A. The connection between Medieval Romance Literature and popular culture:
McDonald claims that popularity and “academic elitism” are what “excludes it from serious and sustained academic consideration” (2).
Further, McDonald asserts, “if it stimulates debate about popular romance it will have more than served its purpose” (3).
B. Likens romance to radicalism:
Again, McDonald connects the past to present through a similar thread of censorship.
Throughout history different figures have openly positioned medieval romance as a base form of entertainment or as “’dangerous recreations’” (3).
Today the censorship emerges from academia in a “critical fashion” (4). That is, academics are mostly the people reading and still writing about literature in an elitist manner.

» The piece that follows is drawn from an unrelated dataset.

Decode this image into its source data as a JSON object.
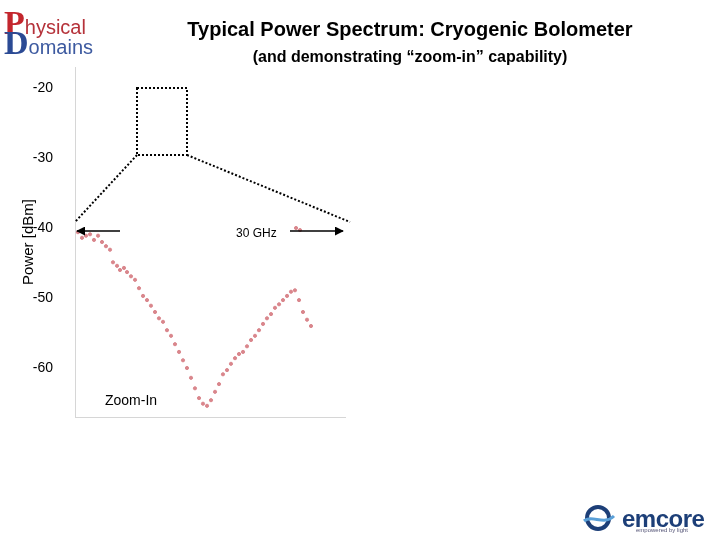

C. Academic failure of cultural hierarchy:
Because academia places an aesthetic judgment on romance as residing within a world of pleasure, “Middle English romance is constructed by modern scholarship as second-rate” (11).
Consider that McDonald proposes we approach hierarchy as a map instead of a building with elevated art at the top, and entertainment, or pleasure driven culture, located in the basement.
D. How to view romance:
McDonald contends that medieval romance is complex; however, the conventions of “narrative desire” mixed with outrageous, larger than life events, can help us understand their culture as it relates to modernity as well as why it was and is read.
Also, a high level of convention in romance yields a high level of gratification.
Lastly, McDonald returns to the idea that romance seeks “the interrogation of the norms that order and regulate our lives” (17).
McDonald listed a few genres that relate to popular medieval romance. Can you think of any popular genres today from which we gain gratification from the conventions it uses?
How can we apply McDonalds assertions about romance to our criticism?